Chronicle of the Middle East and North Africa

Violence Post Saddam’s Iraq

Violence Post Saddam's Iraq
Portraits carried during the funeral of Ayatollah Sayyid Mohammad Baqir al-Hakim, killed on 29 August 2003 in a car bombing attack in Najaf Photo HH/NYT

Person Killed Per Quarter Year in 2003-2011
Person Killed Per Quarter Year in 2003-2011

As the insurgency and the counter-insurgency tactics of the US-British occupying forces began to take shape, the situation deteriorated quickly. The main targets of armed Iraqi groups were the Stabilization Force Iraq (SFIR) occupying forces and Iraqi representatives of the new order or people affiliated with them: from politicians, soldiers, and policemen to religious leaders (e.g., the assassination of Ayatollah Sayyid Mohammad Baqir al-Hakim on 29 August 2003) and foreign representatives (e.g., the bomb blast at the Canal Hotel that killed the UN Secretary-General’s Special Representative, the Brazilian diplomat Sérgio Vieira de Mello and twenty-one others on 19 August 2003).

Very worrying, too, were the bomb attacks by Salafist jihadis on Shiite civilian targets, which included mass gatherings of Shiite believers during religious festivals, where many people were killed.

The focus of the atrocities was Baghdad (six million inhabitants, including suburbs, i.e., a quarter of the population of Iraq), but other mixed areas suffered their share of the bloodshed as well.

The attacks focused also on infrastructure, foreign workers, and relief agencies, and had the intended effect of obstructing economic recovery.

As a result, many Iraqis continued to go without basic services, such as clean drinking water and electricity and became or remained unemployed. The worst was still to come.

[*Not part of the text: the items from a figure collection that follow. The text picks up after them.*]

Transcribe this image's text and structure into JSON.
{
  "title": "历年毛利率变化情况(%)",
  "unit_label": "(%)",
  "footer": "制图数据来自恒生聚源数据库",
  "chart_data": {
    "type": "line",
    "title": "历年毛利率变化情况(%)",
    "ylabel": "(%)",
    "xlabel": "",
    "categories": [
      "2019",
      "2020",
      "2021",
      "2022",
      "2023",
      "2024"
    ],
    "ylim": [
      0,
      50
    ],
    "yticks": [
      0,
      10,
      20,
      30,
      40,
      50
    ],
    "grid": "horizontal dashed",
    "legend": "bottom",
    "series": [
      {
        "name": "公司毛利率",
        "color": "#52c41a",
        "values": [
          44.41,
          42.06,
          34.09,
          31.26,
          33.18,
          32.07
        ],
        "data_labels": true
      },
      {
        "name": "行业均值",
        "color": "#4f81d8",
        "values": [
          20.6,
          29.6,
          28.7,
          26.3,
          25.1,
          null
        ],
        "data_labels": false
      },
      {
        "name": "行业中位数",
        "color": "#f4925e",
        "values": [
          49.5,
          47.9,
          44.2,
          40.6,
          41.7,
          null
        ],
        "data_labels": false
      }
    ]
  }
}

Even with all their military might, the US-British occupying forces could do little about these developments. The revelations in May 2004 that US military guards in the infamous Abu Ghraib Prison were using torture and sexual abuse to break prisoners before interrogation also hurt their cause. Increasing unrest over all these matters broadened support for the opposition and the armed insurgency.